Which is a good time to issue a health warning. Extraordinary as Wolfram’s playing undoubtedly is, the high decibel count is apt to become tiring after a while. Indeed, the sustained avalanche of sound in the closing moments of the Borgia piece might have you reaching for the pause button or switching off altogether.

But not for long. The Andante final – taken from the Act II sextet of Lucia – has the usual brilliance plus eloquence and lyricism. This is simply spellbinding music and Wolfram certainly has the magician’s touch when it comes to conjuring up a theatrical atmosphere. That is especially true of the funeral march, which captures all the gloom and despair of Lucy’s death with its lowering chords and implacable rhythms. Wolfram’s wizardry extends to clarity and articulation, notably in Liszt’s juxtaposition of ‘Esci, fuggi’ from Act II and Edgar’s Act III heart-wrencher 'Tu che a Dio spiegasti l'ali'. In a concert hall an electric performance like this would surely have the audience leaping to their feet as one.

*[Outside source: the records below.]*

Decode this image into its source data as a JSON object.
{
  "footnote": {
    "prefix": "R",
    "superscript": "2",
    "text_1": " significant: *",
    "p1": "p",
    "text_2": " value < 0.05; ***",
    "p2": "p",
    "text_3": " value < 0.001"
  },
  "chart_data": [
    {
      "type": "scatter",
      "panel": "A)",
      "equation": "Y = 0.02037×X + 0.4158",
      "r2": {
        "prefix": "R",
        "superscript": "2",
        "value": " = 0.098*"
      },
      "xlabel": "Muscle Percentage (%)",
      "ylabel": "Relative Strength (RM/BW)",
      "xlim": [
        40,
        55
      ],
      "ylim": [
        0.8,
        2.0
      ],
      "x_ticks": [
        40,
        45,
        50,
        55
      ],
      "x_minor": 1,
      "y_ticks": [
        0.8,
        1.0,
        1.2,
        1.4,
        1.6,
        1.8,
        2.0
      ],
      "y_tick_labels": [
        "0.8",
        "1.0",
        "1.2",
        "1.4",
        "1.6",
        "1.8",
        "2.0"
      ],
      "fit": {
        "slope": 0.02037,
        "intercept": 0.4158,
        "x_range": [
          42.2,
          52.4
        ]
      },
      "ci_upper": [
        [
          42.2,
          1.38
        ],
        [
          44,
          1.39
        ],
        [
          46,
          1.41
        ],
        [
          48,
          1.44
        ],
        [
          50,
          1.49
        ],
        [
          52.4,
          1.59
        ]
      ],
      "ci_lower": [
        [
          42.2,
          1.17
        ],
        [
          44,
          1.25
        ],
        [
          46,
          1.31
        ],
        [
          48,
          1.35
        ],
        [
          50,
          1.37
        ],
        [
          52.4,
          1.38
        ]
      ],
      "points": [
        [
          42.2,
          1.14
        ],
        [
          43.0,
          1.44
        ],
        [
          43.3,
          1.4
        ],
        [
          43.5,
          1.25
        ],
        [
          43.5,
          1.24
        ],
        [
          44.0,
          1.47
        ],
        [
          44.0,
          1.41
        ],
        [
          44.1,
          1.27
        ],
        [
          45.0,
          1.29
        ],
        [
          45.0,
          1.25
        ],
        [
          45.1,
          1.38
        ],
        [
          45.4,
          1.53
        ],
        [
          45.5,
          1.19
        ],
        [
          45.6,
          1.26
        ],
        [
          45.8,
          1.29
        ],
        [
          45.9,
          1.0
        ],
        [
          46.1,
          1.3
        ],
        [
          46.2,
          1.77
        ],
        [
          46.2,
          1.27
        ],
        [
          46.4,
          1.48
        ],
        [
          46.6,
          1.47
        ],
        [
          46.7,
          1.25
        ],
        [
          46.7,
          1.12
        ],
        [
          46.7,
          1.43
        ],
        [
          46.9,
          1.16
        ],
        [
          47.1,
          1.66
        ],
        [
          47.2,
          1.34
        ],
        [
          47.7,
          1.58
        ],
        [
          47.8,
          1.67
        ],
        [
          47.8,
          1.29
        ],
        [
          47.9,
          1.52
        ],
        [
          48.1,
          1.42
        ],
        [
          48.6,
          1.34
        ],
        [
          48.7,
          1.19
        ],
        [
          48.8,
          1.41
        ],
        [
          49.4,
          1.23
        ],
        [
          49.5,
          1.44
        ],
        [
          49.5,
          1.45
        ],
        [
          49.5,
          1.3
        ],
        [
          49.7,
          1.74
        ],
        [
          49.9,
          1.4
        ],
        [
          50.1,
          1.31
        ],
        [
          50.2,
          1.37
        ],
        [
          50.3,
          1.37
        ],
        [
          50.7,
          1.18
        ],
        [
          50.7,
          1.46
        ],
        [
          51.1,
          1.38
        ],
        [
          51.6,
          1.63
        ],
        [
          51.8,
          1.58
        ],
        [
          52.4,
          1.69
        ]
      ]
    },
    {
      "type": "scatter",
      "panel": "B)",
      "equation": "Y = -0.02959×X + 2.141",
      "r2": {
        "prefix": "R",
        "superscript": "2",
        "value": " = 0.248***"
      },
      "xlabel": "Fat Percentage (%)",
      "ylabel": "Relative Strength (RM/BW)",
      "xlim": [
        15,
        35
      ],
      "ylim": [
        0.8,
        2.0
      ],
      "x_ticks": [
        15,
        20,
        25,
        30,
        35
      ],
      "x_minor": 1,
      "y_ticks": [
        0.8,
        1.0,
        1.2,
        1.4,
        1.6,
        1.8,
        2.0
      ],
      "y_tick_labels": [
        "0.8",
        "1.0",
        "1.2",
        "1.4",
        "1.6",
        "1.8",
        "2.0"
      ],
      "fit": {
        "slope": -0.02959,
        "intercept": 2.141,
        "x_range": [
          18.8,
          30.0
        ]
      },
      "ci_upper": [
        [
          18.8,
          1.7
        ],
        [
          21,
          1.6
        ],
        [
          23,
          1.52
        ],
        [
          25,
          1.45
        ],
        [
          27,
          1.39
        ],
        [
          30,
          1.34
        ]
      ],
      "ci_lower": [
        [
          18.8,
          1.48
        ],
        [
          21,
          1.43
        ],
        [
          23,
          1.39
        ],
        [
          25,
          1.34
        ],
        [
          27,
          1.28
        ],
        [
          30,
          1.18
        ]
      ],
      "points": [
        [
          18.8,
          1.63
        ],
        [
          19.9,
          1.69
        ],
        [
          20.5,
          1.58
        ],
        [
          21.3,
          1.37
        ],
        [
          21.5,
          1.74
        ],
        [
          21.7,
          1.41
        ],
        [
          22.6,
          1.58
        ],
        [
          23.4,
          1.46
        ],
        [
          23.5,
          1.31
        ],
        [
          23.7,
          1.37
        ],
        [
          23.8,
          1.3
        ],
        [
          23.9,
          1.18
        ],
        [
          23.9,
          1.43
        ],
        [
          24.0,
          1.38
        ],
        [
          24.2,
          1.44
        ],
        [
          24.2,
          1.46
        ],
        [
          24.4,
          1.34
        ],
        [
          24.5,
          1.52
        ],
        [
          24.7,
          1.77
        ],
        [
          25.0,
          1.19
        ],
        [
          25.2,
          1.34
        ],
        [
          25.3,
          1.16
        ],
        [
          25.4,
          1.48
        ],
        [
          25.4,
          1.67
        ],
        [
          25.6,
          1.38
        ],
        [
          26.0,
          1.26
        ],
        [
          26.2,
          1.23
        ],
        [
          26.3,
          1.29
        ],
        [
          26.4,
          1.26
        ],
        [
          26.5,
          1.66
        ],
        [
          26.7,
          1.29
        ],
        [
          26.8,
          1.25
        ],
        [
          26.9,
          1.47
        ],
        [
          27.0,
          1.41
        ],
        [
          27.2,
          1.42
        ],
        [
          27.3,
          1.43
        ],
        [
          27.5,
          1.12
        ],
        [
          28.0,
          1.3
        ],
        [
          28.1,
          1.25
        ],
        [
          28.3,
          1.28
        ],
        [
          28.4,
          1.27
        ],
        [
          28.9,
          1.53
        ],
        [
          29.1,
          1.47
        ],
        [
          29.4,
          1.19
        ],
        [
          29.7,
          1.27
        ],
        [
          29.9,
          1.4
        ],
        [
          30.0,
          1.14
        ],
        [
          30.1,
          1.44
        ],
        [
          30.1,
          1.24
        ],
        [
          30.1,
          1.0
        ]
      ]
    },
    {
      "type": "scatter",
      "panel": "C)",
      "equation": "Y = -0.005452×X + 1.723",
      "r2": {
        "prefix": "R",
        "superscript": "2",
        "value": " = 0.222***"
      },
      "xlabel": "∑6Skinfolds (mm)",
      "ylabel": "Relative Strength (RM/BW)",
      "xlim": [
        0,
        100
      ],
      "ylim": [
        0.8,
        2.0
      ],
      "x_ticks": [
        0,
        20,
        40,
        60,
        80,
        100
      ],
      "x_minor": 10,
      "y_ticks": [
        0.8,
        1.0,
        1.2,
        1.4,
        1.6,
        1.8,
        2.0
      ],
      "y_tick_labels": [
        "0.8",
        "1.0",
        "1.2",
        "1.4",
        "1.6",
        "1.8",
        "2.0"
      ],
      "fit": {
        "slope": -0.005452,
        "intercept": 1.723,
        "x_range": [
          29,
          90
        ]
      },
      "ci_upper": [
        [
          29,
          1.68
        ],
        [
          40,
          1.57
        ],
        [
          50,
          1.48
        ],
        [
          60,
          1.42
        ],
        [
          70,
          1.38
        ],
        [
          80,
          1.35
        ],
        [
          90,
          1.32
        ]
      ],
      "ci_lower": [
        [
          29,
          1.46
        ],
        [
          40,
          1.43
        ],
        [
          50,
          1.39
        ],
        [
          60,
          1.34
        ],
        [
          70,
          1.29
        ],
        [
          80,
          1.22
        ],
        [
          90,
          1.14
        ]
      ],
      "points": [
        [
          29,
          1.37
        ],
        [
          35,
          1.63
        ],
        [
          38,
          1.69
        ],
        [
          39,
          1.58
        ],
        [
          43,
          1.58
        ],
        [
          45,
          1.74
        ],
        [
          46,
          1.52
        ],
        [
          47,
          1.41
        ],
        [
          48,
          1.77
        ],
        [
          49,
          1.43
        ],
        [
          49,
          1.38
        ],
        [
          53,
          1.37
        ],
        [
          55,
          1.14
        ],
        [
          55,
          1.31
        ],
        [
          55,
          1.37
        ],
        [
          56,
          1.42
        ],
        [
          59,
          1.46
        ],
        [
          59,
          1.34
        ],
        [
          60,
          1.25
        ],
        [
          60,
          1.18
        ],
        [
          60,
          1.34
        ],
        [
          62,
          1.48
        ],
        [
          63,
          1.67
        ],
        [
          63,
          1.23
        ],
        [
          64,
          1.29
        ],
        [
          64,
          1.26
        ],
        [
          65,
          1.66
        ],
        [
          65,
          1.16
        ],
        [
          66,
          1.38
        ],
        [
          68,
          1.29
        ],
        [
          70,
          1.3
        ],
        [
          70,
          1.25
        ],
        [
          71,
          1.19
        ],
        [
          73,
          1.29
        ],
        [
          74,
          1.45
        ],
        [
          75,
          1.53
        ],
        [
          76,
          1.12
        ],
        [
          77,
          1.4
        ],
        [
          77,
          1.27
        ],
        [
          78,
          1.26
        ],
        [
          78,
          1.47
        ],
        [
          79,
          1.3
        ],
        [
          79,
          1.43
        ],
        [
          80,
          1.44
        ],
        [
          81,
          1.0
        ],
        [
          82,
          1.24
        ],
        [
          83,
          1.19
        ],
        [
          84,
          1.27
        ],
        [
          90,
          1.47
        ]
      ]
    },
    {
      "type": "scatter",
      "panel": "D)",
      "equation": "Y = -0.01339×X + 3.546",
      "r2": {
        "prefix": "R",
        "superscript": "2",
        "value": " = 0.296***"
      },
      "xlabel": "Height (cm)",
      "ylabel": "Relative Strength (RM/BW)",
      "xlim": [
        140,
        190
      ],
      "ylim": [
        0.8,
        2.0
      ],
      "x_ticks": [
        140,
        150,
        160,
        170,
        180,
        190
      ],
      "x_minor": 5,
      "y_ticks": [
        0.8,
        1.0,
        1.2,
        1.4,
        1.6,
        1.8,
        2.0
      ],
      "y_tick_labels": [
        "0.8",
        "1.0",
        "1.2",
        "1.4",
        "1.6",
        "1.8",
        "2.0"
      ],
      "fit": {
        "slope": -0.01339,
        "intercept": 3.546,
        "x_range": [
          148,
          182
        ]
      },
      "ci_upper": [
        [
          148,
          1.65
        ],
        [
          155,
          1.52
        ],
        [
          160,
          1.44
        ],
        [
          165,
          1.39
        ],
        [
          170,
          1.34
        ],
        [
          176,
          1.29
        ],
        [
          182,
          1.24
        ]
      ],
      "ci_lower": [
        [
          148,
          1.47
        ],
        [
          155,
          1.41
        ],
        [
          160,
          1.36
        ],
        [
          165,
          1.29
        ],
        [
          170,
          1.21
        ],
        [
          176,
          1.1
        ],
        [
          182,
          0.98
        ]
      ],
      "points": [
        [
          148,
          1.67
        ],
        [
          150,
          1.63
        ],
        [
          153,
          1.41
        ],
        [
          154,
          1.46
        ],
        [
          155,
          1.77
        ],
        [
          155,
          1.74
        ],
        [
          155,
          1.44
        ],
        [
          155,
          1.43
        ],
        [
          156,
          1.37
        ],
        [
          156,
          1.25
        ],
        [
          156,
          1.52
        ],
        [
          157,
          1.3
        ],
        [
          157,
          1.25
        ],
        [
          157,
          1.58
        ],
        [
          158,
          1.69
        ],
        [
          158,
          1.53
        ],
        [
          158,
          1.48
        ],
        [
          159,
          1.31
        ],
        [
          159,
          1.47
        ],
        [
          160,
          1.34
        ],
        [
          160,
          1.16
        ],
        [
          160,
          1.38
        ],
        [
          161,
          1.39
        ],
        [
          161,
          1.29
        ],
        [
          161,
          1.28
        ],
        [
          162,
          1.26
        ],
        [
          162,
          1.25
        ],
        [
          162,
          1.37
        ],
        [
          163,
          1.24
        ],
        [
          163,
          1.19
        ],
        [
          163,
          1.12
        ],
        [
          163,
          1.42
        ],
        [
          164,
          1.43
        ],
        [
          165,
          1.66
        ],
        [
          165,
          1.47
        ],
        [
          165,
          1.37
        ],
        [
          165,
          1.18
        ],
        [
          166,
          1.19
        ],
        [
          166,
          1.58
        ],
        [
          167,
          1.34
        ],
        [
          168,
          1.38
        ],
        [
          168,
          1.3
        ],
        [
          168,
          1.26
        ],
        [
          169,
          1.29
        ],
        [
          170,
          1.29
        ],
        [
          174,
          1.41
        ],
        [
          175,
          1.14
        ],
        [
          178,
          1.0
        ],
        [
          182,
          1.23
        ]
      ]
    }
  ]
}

Liszt’s version of Ferdinand’s cavatina ‘Spirto gentil’ from La favorite, itself based on Wagner’s piano transcription of the opera, is full of Italianate drama and pathos. As always Wolfram has an unerring feel for the dramatic peaks and valleys of this music; more than that he spins some long, singing lines as well. There is a real emotional tug to this performance that is every bit as gripping as one  in the theatre.

Wolfram invests the funeral march from Donizetti’s last opera, Dom Sebastien, with a craggy grandeur – cue massive, rough-hewn chords that call for more power than subtlety. But then there’s nothing reticent about this music, and the recorded balance reinforces that point. Perhaps Naxos could have planned this survey rather differently – as Hyperion have done – and programmed a mix of composers on this disc, rather than concentrate on one.

That minor caveat aside I can only endorse the positive comments about Wolfram’s playing – it really is that good. Collectors who already have the Howard performances may feel those are unassailable, but if it’s value and good music-making you’re after this Naxos release is self recommending.